What are options?
An option contract refers to a derivative contract in which the owner of the contract has the right but not an obligation to buy or sell an underlying asset. The underlying asset could be a stock, commodity or currency. The owner of the option contract can buy or sell the underlying asset at a specified strike price. The option can be exercised on or before a specified date.
Understanding Call and Put Options
A call option refers to an option contract in which the owner of the contract has the right but not the obligation to buy the underlying asset at the strike price on or before the specified time period.
When an investor buys a call option, he is expecting the price of the underlying asset to go above the strike price before the contract expires. If the price of the asset moves above the strike price before the expiration of the contract, then the owner of the contract can buy the underlying asset at the strike price and sell it in the open market at a higher price. The profit would be the difference between the market price and the strike price less the option premium.
A put option on the other hand refers to a option contract in which the owner has the right but not the obligation to sell the underlying asset at the strike price on or before the specified time period.
The buyer of the put option contract pays a premium to the writer of the option. The buyer of the put option expects the price of the underlying asset to fall below the strike price before the contract expires. His motive could be to profit or just hedge his position.
Where are Options Traded?
Options can be traded either through an exchange or over the counter (OTC). Generally, stock options are traded on an exchange. Options traded on a exchange are settled through a clearing house and therefore there is no counterparty risk.
Options can be classified on the basis of the dates on which the option may be exercised. Majority of the option contracts are either European or American style options. Generally, these options are referred to as “vanilla options.”
A European option may be exercised only at the expiration date of the option. For example, if you buy a European call option on a stock X, strike price $20 and expiration data May 20, 2013. Now even if the price of stock X exceeds $20 before the expiration of the contract, the owner of the contract cannot exercise the option before May 20, 2013.
On the other hand, in an American option, the owner can exercise his right to buy or sell the underlying asset at any time before the expiration date. Therefore in the above example, if the price of stock X exceeds the strike price on May 10, 2013 i.e. 10 days before the expiration of the contract, the owner of the option contract can still exercise the contract.

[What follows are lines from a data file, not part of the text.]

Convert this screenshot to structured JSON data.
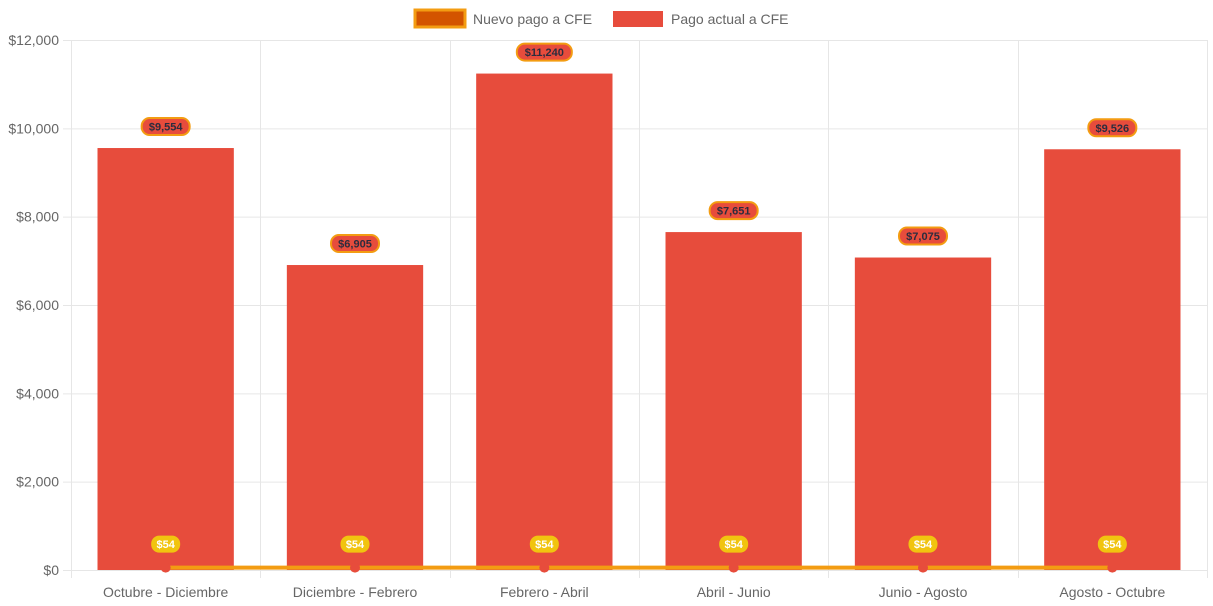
{
  "chart_data": {
    "type": "bar",
    "categories": [
      "Octubre - Diciembre",
      "Diciembre - Febrero",
      "Febrero - Abril",
      "Abril - Junio",
      "Junio - Agosto",
      "Agosto - Octubre"
    ],
    "series": [
      {
        "name": "Nuevo pago a CFE",
        "type": "line",
        "values": [
          54,
          54,
          54,
          54,
          54,
          54
        ],
        "labels": [
          "$54",
          "$54",
          "$54",
          "$54",
          "$54",
          "$54"
        ],
        "color": "#f39c12",
        "point_color": "#e74c3c",
        "legend_fill": "#d35400",
        "label_bg": "#f1c40f",
        "label_text_color": "#ffffff"
      },
      {
        "name": "Pago actual a CFE",
        "type": "bar",
        "values": [
          9554,
          6905,
          11240,
          7651,
          7075,
          9526
        ],
        "labels": [
          "$9,554",
          "$6,905",
          "$11,240",
          "$7,651",
          "$7,075",
          "$9,526"
        ],
        "color": "#e74c3c",
        "label_bg": "#e74c3c",
        "label_border": "#f39c12",
        "label_text_color": "#2c2c3e"
      }
    ],
    "ylim": [
      0,
      12000
    ],
    "yticks": [
      "$0",
      "$2,000",
      "$4,000",
      "$6,000",
      "$8,000",
      "$10,000",
      "$12,000"
    ],
    "ytick_values": [
      0,
      2000,
      4000,
      6000,
      8000,
      10000,
      12000
    ],
    "legend_position": "top-center",
    "grid": true,
    "grid_color": "#e6e6e6",
    "text_color": "#666666"
  }
}
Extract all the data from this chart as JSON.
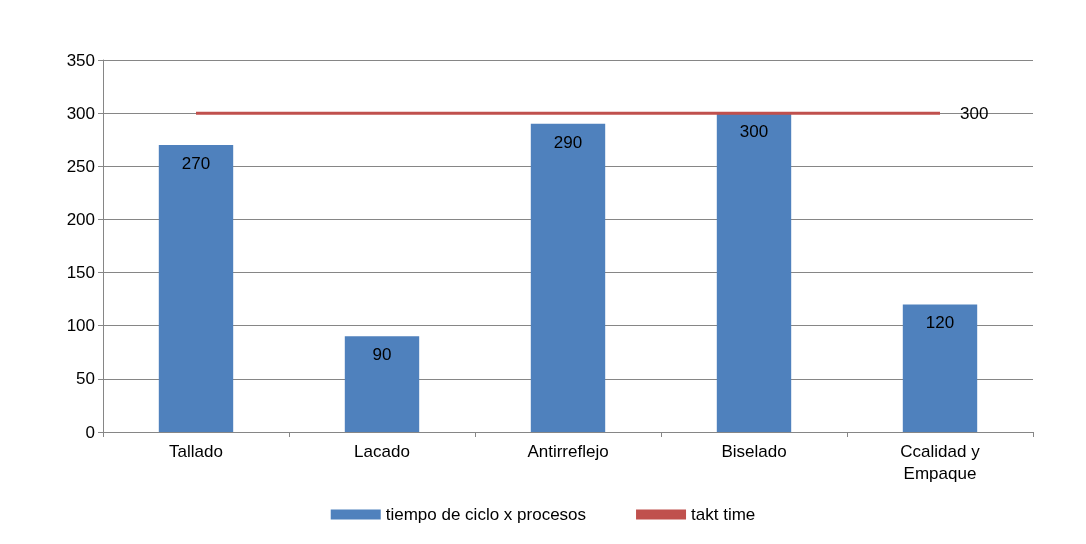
{
  "chart_data": {
    "type": "bar",
    "categories": [
      "Tallado",
      "Lacado",
      "Antirreflejo",
      "Biselado",
      "Ccalidad y\nEmpaque"
    ],
    "series": [
      {
        "name": "tiempo de ciclo x procesos",
        "color": "#4f81bd",
        "values": [
          270,
          90,
          290,
          300,
          120
        ],
        "value_labels": [
          "270",
          "90",
          "290",
          "300",
          "120"
        ]
      },
      {
        "name": "takt time",
        "type": "line",
        "color": "#c0504d",
        "values": [
          300,
          300,
          300,
          300,
          300
        ],
        "value_labels": [
          null,
          null,
          null,
          null,
          "300"
        ]
      }
    ],
    "ylim": [
      0,
      350
    ],
    "yticks": [
      0,
      50,
      100,
      150,
      200,
      250,
      300,
      350
    ],
    "grid": "y",
    "legend": "bottom",
    "marker": "none"
  }
}
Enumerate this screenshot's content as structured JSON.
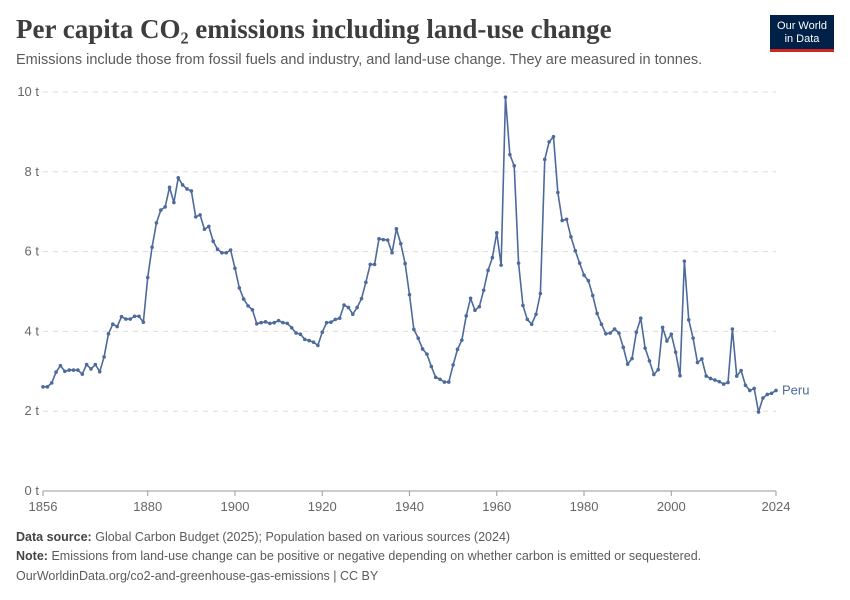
{
  "header": {
    "title": "Per capita CO₂ emissions including land-use change",
    "subtitle": "Emissions include those from fossil fuels and industry, and land-use change. They are measured in tonnes.",
    "logo_line1": "Our World",
    "logo_line2": "in Data"
  },
  "footer": {
    "source_label": "Data source:",
    "source_text": "Global Carbon Budget (2025); Population based on various sources (2024)",
    "note_label": "Note:",
    "note_text": "Emissions from land-use change can be positive or negative depending on whether carbon is emitted or sequestered.",
    "url": "OurWorldinData.org/co2-and-greenhouse-gas-emissions | CC BY"
  },
  "colors": {
    "series": "#4c6a9c",
    "grid": "#dddddd",
    "axis": "#666666",
    "logo_bg": "#002147",
    "logo_accent": "#ce261e"
  },
  "chart_data": {
    "type": "line",
    "xlim": [
      1856,
      2024
    ],
    "ylim": [
      0,
      10
    ],
    "x_ticks": [
      1856,
      1880,
      1900,
      1920,
      1940,
      1960,
      1980,
      2000,
      2024
    ],
    "y_ticks": [
      0,
      2,
      4,
      6,
      8,
      10
    ],
    "y_tick_labels": [
      "0 t",
      "2 t",
      "4 t",
      "6 t",
      "8 t",
      "10 t"
    ],
    "grid": "horizontal dashed",
    "series": [
      {
        "name": "Peru",
        "x_start": 1856,
        "values": [
          2.61,
          2.61,
          2.71,
          2.98,
          3.14,
          3.0,
          3.03,
          3.03,
          3.03,
          2.93,
          3.17,
          3.06,
          3.17,
          2.99,
          3.36,
          3.94,
          4.18,
          4.12,
          4.37,
          4.31,
          4.31,
          4.38,
          4.38,
          4.23,
          5.35,
          6.11,
          6.72,
          7.04,
          7.12,
          7.61,
          7.23,
          7.85,
          7.67,
          7.57,
          7.52,
          6.87,
          6.92,
          6.56,
          6.63,
          6.26,
          6.06,
          5.97,
          5.97,
          6.04,
          5.58,
          5.09,
          4.81,
          4.64,
          4.54,
          4.19,
          4.22,
          4.24,
          4.2,
          4.22,
          4.27,
          4.22,
          4.2,
          4.09,
          3.96,
          3.93,
          3.8,
          3.77,
          3.73,
          3.65,
          3.98,
          4.22,
          4.23,
          4.3,
          4.33,
          4.66,
          4.6,
          4.43,
          4.6,
          4.82,
          5.23,
          5.68,
          5.68,
          6.32,
          6.3,
          6.29,
          5.97,
          6.57,
          6.2,
          5.7,
          4.92,
          4.05,
          3.83,
          3.56,
          3.43,
          3.12,
          2.85,
          2.8,
          2.73,
          2.73,
          3.16,
          3.55,
          3.78,
          4.39,
          4.83,
          4.53,
          4.62,
          5.03,
          5.53,
          5.85,
          6.47,
          5.66,
          9.87,
          8.43,
          8.15,
          5.71,
          4.65,
          4.3,
          4.18,
          4.43,
          4.95,
          8.31,
          8.75,
          8.88,
          7.48,
          6.78,
          6.81,
          6.37,
          6.02,
          5.71,
          5.41,
          5.27,
          4.9,
          4.45,
          4.18,
          3.94,
          3.96,
          4.06,
          3.96,
          3.6,
          3.18,
          3.32,
          3.98,
          4.33,
          3.58,
          3.26,
          2.92,
          3.04,
          4.1,
          3.76,
          3.93,
          3.48,
          2.89,
          5.76,
          4.29,
          3.83,
          3.22,
          3.31,
          2.88,
          2.82,
          2.78,
          2.74,
          2.68,
          2.72,
          4.06,
          2.88,
          3.02,
          2.65,
          2.52,
          2.57,
          1.98,
          2.33,
          2.42,
          2.45,
          2.52
        ]
      }
    ]
  }
}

Majority of the options contract traded are either European or American.
However, there are also other option styles. These options are generally referred to as “exotic options.”
Exotic options are different from vanilla options in terms of the underlying asset or the payoff calculation. Generally, exotic options are traded on the OTC market unlike vanilla options, which are mostly traded on an exchange.
The different types of exotic options include Barrier Options, Compound Option, Binary Option, Bermudan Option and Rainbow Option among others.